Cuando se decidía a hablar, Rosario era como un gotero.

Colocaba en la lengua del sediento las gotas necesarias para hacerle imaginar el chorro entero. Sus palabras tasadas eran una droga deliciosa y adictiva que antojaban de saber más. Lo curioso fue que al comienzo llegué a dudar que Rosario hablara, incluso en las primeras salidas su saludo se limitó a una sonrisa. Nunca sabíamos si estaba contenta o aburrida, si le había gustado el sitio adonde íbamos o si quería comer algo, había que preguntarle todo si se quería saber.

– Cómo es que no te aburrís con esa mujer, Emilio -le decíamos-. ¿No ves que no habla nada? Parece muda.

– ¡Y qué! -contestaba Emilio-. Uno para qué quiere una mujer que hable. Mejor así.

Con el tiempo soltó sus primeras goticas, sólo después de hacer reconocido el terreno y de haberse afianzado un poco más a él.

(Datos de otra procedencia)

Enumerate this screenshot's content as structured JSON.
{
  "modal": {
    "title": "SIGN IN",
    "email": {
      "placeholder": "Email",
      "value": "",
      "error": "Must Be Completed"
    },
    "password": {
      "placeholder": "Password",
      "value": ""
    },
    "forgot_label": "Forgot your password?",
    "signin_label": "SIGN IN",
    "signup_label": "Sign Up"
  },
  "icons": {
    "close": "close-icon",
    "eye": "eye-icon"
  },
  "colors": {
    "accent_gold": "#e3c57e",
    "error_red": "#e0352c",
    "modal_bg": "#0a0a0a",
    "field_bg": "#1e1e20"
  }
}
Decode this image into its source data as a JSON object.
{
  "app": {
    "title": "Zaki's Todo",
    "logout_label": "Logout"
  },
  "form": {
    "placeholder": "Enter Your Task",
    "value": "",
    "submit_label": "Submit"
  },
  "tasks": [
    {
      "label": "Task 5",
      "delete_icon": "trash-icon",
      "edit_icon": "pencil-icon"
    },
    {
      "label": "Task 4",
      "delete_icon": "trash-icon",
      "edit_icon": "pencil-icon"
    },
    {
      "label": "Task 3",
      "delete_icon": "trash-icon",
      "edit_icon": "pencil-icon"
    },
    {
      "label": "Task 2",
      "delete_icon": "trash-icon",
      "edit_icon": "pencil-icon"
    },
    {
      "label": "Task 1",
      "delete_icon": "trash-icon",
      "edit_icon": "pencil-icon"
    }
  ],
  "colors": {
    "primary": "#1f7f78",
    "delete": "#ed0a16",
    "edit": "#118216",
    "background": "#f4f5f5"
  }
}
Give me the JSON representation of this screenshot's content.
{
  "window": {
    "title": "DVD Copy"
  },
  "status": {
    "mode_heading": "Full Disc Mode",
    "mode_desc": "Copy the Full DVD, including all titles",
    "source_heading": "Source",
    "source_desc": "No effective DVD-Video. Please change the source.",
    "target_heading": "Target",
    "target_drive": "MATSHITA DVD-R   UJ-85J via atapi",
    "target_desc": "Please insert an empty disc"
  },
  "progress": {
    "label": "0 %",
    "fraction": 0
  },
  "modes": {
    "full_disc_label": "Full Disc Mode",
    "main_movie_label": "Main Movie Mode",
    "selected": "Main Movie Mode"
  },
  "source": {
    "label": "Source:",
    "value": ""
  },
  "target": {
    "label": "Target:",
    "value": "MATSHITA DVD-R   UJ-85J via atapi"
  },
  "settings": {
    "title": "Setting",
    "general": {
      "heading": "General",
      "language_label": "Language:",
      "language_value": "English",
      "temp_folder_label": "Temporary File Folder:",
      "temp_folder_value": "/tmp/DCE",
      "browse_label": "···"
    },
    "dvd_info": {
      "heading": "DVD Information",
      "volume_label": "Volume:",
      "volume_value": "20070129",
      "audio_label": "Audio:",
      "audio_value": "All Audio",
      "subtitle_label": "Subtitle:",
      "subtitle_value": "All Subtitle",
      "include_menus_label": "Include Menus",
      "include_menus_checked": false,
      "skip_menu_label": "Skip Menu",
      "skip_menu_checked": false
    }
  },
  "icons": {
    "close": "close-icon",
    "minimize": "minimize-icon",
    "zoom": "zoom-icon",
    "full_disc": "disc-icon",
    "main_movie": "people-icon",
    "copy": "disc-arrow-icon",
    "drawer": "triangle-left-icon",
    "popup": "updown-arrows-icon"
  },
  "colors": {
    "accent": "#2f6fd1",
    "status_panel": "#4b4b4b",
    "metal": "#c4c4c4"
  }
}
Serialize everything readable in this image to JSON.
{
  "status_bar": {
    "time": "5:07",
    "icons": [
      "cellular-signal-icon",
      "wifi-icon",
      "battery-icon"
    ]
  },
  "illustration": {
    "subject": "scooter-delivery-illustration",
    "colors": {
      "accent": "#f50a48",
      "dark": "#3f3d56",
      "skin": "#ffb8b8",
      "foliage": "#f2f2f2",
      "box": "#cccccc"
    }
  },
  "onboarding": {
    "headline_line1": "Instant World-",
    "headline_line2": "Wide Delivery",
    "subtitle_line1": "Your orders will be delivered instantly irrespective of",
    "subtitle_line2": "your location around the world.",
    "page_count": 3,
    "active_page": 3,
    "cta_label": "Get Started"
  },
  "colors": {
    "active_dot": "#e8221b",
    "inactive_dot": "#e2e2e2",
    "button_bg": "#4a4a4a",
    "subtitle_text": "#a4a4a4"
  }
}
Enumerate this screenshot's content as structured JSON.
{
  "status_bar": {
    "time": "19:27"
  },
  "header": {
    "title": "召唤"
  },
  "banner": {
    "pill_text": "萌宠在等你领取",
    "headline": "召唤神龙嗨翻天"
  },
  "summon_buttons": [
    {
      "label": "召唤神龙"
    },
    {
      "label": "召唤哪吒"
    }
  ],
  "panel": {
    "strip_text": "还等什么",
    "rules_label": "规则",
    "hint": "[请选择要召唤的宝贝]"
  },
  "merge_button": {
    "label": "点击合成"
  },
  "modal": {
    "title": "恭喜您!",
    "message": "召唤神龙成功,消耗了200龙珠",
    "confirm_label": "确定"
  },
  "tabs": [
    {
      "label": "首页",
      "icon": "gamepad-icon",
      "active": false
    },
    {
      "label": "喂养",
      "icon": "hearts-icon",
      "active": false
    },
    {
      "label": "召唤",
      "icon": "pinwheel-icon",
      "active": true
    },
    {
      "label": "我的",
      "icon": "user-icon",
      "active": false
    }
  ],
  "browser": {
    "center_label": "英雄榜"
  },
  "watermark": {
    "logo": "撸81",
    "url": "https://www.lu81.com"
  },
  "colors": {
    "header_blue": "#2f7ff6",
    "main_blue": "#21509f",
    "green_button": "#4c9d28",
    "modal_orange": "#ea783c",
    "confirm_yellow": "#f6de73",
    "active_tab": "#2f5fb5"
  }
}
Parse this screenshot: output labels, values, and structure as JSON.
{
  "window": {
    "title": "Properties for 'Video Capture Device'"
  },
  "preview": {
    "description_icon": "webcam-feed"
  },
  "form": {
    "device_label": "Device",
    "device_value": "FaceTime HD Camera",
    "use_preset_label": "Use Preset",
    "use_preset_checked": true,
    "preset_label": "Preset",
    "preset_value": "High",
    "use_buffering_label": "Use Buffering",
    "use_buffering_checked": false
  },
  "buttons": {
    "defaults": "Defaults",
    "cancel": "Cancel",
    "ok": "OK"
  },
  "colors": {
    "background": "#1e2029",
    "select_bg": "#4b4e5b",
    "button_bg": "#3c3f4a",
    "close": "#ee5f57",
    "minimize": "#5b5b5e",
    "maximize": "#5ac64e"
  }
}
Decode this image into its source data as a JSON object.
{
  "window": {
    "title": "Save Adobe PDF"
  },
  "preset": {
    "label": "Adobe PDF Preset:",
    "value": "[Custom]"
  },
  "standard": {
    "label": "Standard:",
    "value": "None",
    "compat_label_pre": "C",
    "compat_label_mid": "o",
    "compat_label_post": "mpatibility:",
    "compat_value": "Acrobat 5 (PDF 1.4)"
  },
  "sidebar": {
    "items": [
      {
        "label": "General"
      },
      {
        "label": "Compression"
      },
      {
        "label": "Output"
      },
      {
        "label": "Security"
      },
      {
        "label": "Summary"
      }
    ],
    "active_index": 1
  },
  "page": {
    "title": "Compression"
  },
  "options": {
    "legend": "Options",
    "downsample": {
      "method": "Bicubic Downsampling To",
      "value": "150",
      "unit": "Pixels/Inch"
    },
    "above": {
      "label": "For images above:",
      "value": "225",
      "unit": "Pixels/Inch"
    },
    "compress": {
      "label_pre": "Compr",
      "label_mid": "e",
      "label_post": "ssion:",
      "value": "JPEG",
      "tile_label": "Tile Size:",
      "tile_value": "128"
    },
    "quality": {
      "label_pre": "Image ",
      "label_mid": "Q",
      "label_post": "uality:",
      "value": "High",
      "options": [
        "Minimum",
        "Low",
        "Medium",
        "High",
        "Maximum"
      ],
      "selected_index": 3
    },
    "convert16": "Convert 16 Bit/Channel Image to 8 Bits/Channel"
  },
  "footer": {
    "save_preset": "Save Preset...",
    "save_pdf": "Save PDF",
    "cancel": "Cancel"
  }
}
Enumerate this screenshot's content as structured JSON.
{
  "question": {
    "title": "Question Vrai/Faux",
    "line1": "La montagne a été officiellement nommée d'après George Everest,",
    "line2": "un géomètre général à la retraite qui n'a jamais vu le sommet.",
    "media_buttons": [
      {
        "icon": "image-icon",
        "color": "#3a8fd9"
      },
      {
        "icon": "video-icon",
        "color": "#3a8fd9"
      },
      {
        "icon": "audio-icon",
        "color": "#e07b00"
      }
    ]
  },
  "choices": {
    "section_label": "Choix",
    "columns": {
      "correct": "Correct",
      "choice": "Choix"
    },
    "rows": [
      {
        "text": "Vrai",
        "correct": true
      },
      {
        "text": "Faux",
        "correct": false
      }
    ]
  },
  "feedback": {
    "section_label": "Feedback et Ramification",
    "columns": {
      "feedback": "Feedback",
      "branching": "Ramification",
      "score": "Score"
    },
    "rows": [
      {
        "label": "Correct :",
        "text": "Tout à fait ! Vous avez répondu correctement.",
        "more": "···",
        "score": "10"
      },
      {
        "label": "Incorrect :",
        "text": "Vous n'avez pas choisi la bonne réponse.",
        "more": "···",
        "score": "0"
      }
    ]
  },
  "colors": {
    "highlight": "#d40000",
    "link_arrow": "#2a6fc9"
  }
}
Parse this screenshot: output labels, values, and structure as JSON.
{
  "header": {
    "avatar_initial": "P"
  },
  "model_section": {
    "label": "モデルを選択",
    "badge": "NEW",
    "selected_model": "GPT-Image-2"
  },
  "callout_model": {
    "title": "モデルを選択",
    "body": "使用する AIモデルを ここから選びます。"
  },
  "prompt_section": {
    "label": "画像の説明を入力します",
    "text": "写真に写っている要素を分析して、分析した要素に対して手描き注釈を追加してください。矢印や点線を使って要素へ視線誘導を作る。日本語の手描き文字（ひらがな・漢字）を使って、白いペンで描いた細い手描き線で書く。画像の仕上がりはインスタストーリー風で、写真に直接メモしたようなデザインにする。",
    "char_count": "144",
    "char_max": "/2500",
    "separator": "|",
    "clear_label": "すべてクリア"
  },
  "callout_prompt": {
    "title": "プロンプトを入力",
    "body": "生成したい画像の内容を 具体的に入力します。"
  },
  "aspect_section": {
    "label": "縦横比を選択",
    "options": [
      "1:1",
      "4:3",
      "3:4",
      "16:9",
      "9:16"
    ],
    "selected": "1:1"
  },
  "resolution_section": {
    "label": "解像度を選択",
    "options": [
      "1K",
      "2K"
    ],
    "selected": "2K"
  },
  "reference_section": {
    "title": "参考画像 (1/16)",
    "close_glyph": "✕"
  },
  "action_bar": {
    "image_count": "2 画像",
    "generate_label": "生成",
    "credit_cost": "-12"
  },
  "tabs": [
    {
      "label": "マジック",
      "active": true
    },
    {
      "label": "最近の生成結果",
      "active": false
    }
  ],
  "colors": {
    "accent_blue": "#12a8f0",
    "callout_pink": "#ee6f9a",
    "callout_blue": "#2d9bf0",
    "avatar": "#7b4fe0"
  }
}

Buscó entre los nuevos la mirada confiable, el alma que guardara todos sus secretos, y me encontró a mí. Aunque no le debió costar mucho trabajo, porque yo hacía tiempo quería saber qué había detrás de ese silencio.

– ¿En qué pensás, Rosario?

– ¿Cuándo?

– Cuando te quedás callada.

– No sé. ¿En qué pensás vos?

Si le hubiera dicho que siempre pensaba en ella… Desde la mañana en que amanecí queriéndola, me dediqué a construir mil mundos para Rosario. Mundos que nacían de mis deseos, que duraban lo que dura un sueño y que se derrumbaban con el golpe seco de la puerta de su cuarto, con su gemido atravesando las paredes, con sus intempestivas fugas para donde los duros.